Two-Sided Fairness for Repeated Matchings in Two-Sided Markets: A Case Study of a Ride-Hailing Platform
Tom Sühr, Asia J. Biega, Meike Zehlike, Krishna P. Gummadi and Abhijnan Chakraborty
Ride hailing platforms, such as Uber, Lyft, Ola or DiDi, have traditionally focused on the satisfaction of the passengers, or on boosting successful business transactions. However, recent studies provide a multitude of reasons to worry about the drivers in the ride hailing ecosystem. The concerns range from bad working conditions and worker manipulation to discrimination against minorities. With the sharing economy ecosystem growing, more and more drivers financially depend on online platforms and their algorithms to secure a living. It is pertinent to ask what a fair distribution of income on such platforms is and what power and means the platform has in shaping these distributions.

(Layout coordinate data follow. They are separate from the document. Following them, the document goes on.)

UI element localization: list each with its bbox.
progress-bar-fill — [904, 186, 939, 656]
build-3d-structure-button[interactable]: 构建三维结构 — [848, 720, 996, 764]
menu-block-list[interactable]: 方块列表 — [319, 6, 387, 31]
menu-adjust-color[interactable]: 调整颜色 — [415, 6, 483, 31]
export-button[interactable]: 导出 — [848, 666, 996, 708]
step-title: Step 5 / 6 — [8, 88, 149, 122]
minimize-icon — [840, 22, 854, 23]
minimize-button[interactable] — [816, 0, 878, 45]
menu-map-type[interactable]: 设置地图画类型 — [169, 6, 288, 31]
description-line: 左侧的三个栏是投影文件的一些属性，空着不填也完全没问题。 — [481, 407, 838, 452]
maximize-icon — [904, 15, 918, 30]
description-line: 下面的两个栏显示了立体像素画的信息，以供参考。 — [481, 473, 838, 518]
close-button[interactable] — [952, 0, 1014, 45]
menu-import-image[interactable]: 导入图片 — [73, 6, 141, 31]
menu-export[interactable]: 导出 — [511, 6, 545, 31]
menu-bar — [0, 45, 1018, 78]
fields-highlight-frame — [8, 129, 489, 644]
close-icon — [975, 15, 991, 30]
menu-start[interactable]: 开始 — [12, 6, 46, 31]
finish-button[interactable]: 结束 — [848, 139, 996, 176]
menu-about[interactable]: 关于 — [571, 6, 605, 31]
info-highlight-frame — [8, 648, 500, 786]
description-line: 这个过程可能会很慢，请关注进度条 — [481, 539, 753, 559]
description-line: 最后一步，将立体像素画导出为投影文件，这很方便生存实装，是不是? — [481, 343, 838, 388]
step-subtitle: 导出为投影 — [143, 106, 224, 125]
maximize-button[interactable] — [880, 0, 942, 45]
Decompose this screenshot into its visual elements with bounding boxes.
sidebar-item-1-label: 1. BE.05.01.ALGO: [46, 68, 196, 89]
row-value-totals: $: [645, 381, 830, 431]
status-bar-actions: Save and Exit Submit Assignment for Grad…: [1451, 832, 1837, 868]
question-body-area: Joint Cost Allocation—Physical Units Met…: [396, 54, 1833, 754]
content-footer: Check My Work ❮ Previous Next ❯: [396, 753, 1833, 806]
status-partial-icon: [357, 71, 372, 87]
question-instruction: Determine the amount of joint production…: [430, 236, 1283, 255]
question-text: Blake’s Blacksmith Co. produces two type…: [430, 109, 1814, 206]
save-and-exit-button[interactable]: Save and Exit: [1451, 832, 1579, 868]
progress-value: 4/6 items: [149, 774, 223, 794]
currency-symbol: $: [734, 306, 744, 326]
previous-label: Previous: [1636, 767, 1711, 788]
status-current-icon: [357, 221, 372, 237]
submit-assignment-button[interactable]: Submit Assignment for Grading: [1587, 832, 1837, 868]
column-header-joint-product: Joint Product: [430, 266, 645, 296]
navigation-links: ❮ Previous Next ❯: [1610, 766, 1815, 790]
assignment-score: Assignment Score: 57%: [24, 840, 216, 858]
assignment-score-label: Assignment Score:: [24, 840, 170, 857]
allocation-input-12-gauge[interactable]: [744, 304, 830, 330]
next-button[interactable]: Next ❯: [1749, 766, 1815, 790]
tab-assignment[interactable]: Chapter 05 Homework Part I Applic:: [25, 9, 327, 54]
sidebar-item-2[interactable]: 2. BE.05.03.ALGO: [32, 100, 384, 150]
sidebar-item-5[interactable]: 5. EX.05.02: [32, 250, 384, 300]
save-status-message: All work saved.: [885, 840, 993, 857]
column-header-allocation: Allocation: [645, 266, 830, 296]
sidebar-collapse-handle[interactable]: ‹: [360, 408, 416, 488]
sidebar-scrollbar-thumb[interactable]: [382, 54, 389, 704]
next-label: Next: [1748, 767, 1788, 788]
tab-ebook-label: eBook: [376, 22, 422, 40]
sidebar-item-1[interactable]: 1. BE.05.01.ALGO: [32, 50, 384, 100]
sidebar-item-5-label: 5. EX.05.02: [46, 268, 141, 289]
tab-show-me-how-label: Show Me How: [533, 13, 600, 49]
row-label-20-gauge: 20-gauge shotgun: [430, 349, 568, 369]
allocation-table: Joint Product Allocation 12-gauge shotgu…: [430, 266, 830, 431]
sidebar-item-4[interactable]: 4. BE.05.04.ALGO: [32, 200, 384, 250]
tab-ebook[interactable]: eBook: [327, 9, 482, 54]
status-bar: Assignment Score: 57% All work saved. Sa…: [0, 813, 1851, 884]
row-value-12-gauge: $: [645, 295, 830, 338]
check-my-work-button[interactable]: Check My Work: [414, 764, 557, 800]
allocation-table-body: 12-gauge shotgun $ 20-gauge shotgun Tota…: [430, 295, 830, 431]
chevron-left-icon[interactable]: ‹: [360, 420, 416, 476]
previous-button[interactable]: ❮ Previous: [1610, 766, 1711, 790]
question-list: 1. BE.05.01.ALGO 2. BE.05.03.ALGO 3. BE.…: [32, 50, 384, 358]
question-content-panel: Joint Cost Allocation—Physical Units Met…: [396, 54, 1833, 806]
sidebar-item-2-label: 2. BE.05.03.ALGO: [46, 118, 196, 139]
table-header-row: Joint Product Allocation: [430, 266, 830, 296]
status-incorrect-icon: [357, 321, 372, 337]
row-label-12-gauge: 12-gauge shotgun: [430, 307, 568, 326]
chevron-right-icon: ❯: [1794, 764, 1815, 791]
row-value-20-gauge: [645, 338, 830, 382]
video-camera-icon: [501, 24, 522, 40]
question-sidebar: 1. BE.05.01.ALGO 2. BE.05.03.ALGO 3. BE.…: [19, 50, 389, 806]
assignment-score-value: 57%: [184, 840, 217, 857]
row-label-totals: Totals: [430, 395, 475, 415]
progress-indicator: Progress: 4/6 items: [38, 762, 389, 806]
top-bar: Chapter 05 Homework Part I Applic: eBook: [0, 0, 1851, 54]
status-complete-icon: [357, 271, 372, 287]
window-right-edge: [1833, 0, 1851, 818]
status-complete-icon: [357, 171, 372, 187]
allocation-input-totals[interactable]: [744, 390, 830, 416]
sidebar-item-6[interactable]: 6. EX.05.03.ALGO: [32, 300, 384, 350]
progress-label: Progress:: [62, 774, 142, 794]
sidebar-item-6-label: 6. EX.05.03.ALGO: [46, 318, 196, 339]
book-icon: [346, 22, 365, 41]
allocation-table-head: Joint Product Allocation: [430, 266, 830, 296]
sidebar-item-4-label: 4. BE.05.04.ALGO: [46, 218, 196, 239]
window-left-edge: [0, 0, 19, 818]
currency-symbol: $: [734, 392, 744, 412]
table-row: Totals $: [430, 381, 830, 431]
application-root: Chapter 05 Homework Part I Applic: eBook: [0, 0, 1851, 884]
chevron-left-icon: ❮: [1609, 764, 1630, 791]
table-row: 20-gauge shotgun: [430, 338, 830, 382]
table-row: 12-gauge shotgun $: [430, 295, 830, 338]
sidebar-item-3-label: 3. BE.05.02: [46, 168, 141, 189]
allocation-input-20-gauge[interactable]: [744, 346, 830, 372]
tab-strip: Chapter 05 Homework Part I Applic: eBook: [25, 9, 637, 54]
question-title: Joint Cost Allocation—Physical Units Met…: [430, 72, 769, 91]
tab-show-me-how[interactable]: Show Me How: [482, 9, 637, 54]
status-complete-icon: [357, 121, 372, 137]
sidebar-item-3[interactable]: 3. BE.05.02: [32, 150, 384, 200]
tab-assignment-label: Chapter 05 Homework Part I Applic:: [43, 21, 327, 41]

In this paper, we analyze job assignments of a major taxi company and observe that there is significant inequality in the driver income distribution. We propose a novel framework to think about fairness in the matching mechanisms of ride hailing platforms. Specifically, our notion of fairness relies on the idea that, spread over time, all drivers should receive benefits proportional to the amount of time they are active in the platform. We postulate that by not requiring every match to be fair, but rather distributing fairness over time, we can achieve better overall benefit for the drivers and the passengers. We experiment with various optimization problems and heuristics to explore the means of achieving two-sided fairness, and investigate their caveats and side-effects. Overall, our work takes the first step towards rethinking fairness in ride hailing platforms with an additional emphasis on the well-being of drivers.